About Seacoast Banking Corporation of Florida (NASDAQ: SBCF)
Seacoast Banking Corporation of Florida (NASDAQ: SBCF) is one of the largest community banks headquartered in Florida with approximately $15.9 billion in assets and $12.5 billion in deposits as of June 30, 2025. Seacoast provides integrated financial services including commercial and consumer banking, wealth management, and mortgage services to customers at 84 full-service branches across Florida, and through advanced mobile and online banking solutions. Seacoast National Bank is the wholly-owned subsidiary bank of Seacoast Banking Corporation of Florida.

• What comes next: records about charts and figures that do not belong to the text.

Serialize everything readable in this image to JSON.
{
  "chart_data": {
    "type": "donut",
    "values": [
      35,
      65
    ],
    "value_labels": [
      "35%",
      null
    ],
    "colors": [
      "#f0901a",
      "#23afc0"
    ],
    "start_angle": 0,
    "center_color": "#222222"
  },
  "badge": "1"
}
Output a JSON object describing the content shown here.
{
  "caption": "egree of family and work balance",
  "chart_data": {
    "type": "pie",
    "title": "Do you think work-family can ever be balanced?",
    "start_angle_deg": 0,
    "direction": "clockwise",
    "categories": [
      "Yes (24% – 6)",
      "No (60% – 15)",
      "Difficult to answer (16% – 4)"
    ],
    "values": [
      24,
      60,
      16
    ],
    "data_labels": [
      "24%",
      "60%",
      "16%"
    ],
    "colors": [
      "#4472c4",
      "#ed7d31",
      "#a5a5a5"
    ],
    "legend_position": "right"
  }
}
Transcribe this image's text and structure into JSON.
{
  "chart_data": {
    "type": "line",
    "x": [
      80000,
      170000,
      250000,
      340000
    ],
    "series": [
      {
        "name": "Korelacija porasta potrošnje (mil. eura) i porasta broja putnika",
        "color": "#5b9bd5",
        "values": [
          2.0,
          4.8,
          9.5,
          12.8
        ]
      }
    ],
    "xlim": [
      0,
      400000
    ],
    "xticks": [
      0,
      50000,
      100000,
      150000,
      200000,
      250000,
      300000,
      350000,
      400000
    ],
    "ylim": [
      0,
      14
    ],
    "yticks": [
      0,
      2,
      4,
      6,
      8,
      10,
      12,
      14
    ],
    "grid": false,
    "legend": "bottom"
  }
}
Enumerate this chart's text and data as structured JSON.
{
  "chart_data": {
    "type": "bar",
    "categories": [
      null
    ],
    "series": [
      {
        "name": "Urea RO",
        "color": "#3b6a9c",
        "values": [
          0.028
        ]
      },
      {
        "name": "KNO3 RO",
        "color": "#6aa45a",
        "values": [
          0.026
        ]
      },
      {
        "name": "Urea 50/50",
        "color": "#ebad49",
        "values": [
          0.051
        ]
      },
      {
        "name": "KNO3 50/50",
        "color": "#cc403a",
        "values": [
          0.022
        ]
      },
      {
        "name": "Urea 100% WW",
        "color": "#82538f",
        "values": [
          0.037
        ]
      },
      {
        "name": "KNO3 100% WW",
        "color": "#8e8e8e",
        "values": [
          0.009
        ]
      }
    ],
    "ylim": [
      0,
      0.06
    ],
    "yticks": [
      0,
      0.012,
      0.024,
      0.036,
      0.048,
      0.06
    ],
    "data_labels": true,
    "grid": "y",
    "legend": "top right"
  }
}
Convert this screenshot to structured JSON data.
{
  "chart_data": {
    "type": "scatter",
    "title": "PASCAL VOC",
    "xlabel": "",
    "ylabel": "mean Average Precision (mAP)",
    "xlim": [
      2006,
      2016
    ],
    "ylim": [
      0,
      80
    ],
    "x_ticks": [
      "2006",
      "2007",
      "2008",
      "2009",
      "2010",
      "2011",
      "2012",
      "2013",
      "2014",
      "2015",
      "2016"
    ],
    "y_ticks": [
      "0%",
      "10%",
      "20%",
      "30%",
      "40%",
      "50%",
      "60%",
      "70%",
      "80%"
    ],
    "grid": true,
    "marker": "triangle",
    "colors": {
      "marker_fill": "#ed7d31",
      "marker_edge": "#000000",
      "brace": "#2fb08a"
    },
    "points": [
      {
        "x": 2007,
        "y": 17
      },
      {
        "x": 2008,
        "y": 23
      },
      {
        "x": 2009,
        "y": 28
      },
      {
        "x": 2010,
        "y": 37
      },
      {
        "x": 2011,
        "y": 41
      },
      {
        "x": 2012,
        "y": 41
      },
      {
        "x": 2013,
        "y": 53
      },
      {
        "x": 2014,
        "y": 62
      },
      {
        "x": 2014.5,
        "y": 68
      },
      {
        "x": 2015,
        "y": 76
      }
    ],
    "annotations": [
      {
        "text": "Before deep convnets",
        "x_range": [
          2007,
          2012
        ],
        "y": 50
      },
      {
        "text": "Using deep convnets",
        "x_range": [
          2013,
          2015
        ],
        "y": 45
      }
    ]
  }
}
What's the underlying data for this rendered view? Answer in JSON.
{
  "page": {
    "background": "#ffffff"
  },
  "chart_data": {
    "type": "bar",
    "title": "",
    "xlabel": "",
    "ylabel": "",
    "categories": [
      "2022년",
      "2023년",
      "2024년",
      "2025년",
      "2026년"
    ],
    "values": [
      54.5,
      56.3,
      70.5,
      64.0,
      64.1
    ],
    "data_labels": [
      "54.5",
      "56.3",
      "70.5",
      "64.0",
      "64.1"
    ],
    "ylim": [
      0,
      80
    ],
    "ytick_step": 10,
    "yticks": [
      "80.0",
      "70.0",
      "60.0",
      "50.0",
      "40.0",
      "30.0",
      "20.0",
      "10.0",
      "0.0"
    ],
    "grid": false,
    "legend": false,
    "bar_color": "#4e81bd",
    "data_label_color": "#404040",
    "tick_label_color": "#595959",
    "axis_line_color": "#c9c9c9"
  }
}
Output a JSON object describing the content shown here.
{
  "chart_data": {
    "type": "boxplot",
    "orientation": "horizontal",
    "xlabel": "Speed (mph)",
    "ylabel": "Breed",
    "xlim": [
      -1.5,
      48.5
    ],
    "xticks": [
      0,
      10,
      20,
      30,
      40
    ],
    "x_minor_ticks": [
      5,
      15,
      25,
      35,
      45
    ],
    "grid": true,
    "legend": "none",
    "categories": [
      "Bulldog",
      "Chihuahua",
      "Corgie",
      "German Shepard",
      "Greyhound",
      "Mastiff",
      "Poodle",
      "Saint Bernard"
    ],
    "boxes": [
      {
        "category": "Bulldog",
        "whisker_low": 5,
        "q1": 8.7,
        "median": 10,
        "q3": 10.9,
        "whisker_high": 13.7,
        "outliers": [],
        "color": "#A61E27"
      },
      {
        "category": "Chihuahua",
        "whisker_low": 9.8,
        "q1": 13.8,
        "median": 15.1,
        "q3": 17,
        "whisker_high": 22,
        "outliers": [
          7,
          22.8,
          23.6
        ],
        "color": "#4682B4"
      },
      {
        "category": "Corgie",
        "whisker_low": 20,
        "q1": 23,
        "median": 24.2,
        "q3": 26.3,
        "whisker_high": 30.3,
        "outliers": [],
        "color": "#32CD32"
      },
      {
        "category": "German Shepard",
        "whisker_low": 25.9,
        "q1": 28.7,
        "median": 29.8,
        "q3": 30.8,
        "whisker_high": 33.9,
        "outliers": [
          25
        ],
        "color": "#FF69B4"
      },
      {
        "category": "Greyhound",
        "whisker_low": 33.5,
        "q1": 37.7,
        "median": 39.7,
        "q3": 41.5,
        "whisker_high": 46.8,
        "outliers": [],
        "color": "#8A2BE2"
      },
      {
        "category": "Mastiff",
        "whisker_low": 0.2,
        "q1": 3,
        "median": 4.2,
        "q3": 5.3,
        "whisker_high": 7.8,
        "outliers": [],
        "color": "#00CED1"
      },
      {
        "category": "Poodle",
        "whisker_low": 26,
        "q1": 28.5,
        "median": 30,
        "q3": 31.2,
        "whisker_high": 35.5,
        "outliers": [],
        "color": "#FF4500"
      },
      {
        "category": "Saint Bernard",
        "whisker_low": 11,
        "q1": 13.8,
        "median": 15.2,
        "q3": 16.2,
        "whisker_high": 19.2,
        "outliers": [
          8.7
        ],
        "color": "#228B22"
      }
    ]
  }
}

Additional information about Seacoast can be found at www.seacoastbanking.com.
Additional Information
Seacoast has filed a registration statement, as amended, on Form S-4 with the United States Securities and Exchange Commission (the “SEC”) in connection with the proposed merger of Villages Bancorporation, Inc. and Citizens First Bank with and into Seacoast and Seacoast National Bank, respectively. The registration statement in connection with the merger includes a proxy statement of Villages Bancorporation, Inc. and a prospectus of Seacoast. This communication does not constitute an offer to sell or the solicitation of an offer to buy any securities or a solicitation of any vote or approval. WE URGE INVESTORS TO READ THE PROXY STATEMENT/PROSPECTUS AND ANY OTHER DOCUMENTS TO BE FILED WITH THE SEC IN CONNECTION WITH THE MERGERS OR INCORPORATED BY REFERENCE IN THE PROXY STATEMENT/PROSPECTUS BECAUSE THEY WILL CONTAIN IMPORTANT INFORMATION.
Investors may obtain these documents free of charge at the SEC’s website (www.sec.gov). In addition, documents filed with the SEC by Seacoast will be available free of charge by contacting Investor Relations at (772) 288-6085.
Villages Bancorporation, Inc. and Citizens First Bank, their directors, executive officers, other members of management, and employees may be considered participants in the solicitation of proxies in connection with the proposed mergers with and into Seacoast and Seacoast National Bank. Information regarding the participants in the proxy solicitation of Villages Bancorporation, Inc. and a description of its direct and indirect interests, by security holdings or otherwise, is contained in the proxy statement/prospectus and other relevant materials to be filed with the SEC.